When things have become dire for grad workers at UIUC, our membership has voted to strike in order to force the university to treat us equitably, and each time we were successful in gaining wins in the form of higher wages, better benefits, and stronger workplace protections. Moving to strike is a serious and difficult decision that is never made lightly, but sometimes it is the only avenue workers can take in the face of such grave injustice. The GEO offers its unwavering support to our fellow workers at ISU-GWU, and condemns President Dietz and ISU administration for offering such paltry compensation to their employees. We will do all we can to support the struggle of grad employees at Illinois State, and, should they vote to strike, we will be on the picket-lines with them shoulder to shoulder until the workers win. Solidarity forever! 

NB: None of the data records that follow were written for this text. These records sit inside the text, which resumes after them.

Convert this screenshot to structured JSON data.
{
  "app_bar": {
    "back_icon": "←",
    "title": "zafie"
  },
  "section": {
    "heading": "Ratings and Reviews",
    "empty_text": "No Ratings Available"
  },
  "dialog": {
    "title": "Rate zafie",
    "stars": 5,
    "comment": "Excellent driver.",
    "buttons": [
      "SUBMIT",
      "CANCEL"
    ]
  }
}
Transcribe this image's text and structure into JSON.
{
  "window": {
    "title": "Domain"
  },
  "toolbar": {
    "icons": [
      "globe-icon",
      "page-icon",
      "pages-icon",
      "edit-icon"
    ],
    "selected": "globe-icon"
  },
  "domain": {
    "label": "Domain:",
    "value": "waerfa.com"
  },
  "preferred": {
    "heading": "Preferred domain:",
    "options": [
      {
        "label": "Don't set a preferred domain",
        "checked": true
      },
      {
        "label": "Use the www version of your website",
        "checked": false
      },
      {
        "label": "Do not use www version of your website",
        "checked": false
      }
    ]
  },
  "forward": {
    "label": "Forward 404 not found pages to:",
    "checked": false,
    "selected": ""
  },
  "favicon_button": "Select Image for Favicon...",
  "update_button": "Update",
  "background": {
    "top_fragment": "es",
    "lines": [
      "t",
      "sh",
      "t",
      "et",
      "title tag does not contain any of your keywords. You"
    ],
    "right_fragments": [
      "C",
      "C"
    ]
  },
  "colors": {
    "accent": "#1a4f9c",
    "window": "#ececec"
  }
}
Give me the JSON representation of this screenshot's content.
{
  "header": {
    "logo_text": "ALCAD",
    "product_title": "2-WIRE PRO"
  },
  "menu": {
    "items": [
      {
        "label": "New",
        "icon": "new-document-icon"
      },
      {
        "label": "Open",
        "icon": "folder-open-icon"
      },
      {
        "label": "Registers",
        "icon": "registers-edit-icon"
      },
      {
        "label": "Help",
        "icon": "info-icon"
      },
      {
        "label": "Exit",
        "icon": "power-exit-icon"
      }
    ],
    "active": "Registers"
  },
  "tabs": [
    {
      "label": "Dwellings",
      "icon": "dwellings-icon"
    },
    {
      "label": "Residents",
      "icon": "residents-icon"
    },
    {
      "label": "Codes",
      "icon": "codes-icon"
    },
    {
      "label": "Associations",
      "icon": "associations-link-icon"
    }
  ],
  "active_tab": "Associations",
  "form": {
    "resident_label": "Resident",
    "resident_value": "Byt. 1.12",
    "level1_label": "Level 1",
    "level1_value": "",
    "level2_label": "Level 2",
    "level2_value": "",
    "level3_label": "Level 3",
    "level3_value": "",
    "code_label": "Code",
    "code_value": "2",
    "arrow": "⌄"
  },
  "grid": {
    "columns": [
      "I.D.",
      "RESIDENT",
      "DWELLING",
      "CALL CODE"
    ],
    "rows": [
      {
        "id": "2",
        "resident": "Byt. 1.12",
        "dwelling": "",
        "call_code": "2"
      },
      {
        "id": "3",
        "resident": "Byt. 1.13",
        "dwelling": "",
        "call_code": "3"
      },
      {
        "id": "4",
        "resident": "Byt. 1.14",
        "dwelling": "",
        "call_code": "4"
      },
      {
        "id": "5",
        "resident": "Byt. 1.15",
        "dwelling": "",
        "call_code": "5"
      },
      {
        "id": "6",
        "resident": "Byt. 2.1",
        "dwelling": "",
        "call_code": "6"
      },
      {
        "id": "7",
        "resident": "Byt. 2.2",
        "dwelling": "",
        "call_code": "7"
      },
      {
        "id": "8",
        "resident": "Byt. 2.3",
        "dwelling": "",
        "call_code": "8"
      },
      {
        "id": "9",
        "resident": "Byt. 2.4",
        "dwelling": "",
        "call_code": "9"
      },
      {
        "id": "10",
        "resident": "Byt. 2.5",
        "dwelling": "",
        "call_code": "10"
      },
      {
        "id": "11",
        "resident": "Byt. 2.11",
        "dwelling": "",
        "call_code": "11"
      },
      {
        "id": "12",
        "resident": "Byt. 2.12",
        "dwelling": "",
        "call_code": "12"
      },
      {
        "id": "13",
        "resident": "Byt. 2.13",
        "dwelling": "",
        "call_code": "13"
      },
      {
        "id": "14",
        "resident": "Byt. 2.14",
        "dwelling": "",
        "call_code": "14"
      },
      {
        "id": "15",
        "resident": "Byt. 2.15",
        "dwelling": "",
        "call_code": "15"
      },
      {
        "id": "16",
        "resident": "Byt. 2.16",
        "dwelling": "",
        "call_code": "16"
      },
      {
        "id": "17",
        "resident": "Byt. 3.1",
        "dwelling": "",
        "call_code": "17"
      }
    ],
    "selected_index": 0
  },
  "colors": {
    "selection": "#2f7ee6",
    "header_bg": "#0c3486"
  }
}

The Graduate Employees’ Organization, AFT/IFT Local 6300, AFL-CIO, at the University of Illinois at Urbana-Champaign, represents approximately 2,700 Teaching and Graduate Assistants on the UIUC Campus. In November 2009 and in February 2018, over 1,000 GEO members and allies participated in a strike to secure a fair contract and more accessible UIUC campus. With an active presence in the community, the GEO continues to work for high-quality and accessible public education in Illinois.